HPV vaccines help to prevent infection by certain strains (e.g. types 16 and 18) of the Human Papillomavirus (HPV), which may lead to cervical cancer in women. Some HPV vaccines can also help prevent vaginal and vulvar cancer in women, anal cancer or genital warts in both women and men
HPV infection spreads from one person to another through skin-to-skin contact like sexual activity, or infrequently during delivery from an infected mother to her baby.
Most HPV infections, including with strains that can cause cervical cancer, do not have any signs or symptoms. Symptoms of cervical cancer may include abnormal vaginal bleeding such as bleeding after menstrual periods or after sex. There may also be changes in the amount, colour or smell of the vaginal discharge. It is recommended to have regular screening, e.g. Pap smear to detect cervical cancer early.
Who Should Receive the HPV Vaccine?As part of the Singapore National Childhood Immunisation Schedule (NCIS), all females up to age 17 years should receive 2 to 3 doses. Those aged 9 to 14 years at first dose should receive 2 doses (first dose at between 12 to 13 years old, and second dose between 13 to 14 years old), while those aged 15-17 years at first dose should receive 3 doses (at interval of 0, 1-2 and 6 months).

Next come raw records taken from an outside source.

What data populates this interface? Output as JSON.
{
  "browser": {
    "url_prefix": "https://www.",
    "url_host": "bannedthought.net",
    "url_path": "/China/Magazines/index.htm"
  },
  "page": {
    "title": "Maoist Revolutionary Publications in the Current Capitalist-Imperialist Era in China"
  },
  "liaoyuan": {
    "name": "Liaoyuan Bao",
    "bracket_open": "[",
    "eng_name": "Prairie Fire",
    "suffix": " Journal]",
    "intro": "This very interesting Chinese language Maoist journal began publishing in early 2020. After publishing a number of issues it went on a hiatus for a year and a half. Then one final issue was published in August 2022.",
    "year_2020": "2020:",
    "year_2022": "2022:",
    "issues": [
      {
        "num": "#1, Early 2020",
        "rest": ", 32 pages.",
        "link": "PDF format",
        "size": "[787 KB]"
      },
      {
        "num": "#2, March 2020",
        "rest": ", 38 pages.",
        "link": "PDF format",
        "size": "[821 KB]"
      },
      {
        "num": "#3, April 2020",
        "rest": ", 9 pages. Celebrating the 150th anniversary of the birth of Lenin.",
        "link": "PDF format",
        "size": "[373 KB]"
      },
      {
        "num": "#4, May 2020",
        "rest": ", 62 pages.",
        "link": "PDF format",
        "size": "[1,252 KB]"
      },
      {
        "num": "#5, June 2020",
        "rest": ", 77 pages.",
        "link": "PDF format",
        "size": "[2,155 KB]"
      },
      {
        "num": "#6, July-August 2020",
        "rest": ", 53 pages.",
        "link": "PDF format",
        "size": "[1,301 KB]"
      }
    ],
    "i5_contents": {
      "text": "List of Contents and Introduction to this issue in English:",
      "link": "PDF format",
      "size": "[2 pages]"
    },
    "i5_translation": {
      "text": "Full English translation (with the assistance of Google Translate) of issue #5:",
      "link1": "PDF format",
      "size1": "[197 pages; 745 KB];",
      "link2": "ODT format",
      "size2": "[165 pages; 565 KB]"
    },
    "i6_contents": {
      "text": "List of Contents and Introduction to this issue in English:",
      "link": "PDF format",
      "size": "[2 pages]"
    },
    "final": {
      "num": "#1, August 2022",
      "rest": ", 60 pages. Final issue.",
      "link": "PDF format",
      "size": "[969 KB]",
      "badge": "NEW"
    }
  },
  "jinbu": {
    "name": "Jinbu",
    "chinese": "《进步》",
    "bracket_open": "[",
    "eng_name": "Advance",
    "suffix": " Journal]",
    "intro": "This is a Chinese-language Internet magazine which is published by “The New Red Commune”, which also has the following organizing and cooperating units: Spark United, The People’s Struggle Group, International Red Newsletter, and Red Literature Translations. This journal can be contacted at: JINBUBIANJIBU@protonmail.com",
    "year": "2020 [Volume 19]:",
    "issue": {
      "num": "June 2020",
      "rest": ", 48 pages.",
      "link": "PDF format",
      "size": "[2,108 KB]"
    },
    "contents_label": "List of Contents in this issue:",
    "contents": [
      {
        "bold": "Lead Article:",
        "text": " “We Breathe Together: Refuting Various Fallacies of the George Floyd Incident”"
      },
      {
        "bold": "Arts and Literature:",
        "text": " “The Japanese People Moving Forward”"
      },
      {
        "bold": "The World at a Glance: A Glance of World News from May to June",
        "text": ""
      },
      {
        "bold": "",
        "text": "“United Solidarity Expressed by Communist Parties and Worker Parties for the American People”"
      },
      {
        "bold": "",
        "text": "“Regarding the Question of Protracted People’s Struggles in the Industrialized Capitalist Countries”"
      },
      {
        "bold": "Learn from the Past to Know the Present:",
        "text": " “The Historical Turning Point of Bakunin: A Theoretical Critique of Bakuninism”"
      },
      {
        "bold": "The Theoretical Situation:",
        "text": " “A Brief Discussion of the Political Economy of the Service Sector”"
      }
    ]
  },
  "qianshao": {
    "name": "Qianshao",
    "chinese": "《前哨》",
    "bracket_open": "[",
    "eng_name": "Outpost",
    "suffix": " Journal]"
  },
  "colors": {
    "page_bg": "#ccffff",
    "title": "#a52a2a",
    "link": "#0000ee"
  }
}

As part of the Singapore National Adult Immunisation Schedule (NAIS), females (18 to 26 years old) who have not been previously vaccinated, or lack evidence of past infection or immunity should receive 3 doses (at intervals of 0, 1-2 and 6 months).
It may also be given to females aged 9 to 17 years who have not been previously vaccinated, or lack evidence of past infection or immunity. Consult your doctor for more details.